Still remember... (Omit n more than 1000 words of memories here)

Later, I often found excuses to follow you, and you didn't find me annoying.

How wonderful it was then, going uphill with you to pick mulberries, pick thorns, and look for honeysuckle everywhere.

You said that you could sell it for money, so I secretly picked a lot of them myself, and they were all quietly mixed in the dustpan you put out in the yard, haha, didn't you notice?

Everything is obviously fine, but why did you ignore me when I entered junior high school?

Just when I was happily thinking about going to junior high school and going to the same school as you, you ignored me and ran away every time you saw me.

Later, when you finally came back from studying abroad during the summer vacation, I went to look for you excitedly, but when you saw me approaching, you ran away again, as if I was some kind of scourge.

When I was in junior high school at that time, I didn't understand why I was so sad. I just knew that I missed you very much.

Gradually I understood that it was love!

You do not know?Before I graduated from high school and went to Kyoto, I went to look for you. Knowing that you hated me, I didn't dare to get close. I only dared to look at you from a distance.

I'm like a voyeur, following you to and from get off work, watching you go shopping and eating with your friends.

Even if I just looked at you from a distance, that day was the happiest day of my years.

That year there was a huge earthquake in Yizhou. I don’t even know how I boarded the rescue helicopter.

I want to find you, but as a soldier, I know I can't!

Later, I entered the Special Department. Until I heard the news that Aunt Wen was not here, I didn't care about how much you hated me. I just wanted to rush back and guard you!

But I was still late. When I arrived, my mother said that you went to the beach.

I hurriedly and slowly arrived at the beach, but I only saw you swept away by the waves.
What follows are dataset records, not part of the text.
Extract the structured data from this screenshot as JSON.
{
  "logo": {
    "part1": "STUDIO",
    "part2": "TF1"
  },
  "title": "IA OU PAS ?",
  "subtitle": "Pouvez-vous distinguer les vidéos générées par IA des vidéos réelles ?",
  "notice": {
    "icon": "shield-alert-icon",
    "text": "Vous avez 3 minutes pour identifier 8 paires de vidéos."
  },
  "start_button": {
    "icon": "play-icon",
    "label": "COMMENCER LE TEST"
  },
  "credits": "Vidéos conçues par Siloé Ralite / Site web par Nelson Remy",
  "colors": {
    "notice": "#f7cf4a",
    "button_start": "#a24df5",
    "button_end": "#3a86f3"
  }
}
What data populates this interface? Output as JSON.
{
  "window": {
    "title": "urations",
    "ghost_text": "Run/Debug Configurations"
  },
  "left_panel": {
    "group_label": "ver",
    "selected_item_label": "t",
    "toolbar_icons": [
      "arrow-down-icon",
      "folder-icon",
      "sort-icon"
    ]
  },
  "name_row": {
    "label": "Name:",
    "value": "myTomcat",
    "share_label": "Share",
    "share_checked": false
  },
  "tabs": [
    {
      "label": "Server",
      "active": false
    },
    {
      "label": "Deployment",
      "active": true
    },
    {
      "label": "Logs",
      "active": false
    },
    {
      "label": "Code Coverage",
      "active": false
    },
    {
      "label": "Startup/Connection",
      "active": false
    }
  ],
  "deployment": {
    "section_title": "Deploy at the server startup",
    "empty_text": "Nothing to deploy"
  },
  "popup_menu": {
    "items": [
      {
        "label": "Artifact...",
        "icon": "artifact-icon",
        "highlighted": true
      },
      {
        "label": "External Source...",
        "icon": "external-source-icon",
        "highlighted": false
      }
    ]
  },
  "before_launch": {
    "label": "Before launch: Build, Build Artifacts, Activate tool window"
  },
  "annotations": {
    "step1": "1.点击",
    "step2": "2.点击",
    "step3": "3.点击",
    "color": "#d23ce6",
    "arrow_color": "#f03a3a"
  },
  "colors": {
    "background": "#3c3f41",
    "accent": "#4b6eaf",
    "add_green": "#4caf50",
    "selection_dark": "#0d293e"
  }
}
At that time, I only regretted that I didn't have a pair of wings.

I called your name over and over again, even though I felt so close, I still couldn't catch you. I could only watch you fall to the bottom of the sea.

The moment I lost consciousness and fell with you, I was still thinking about what if there was a next life.

I just hope you don’t hate me so much!

Tap the screen to use advanced tools Tip: You can use left and right keyboard keys to browse between chapters.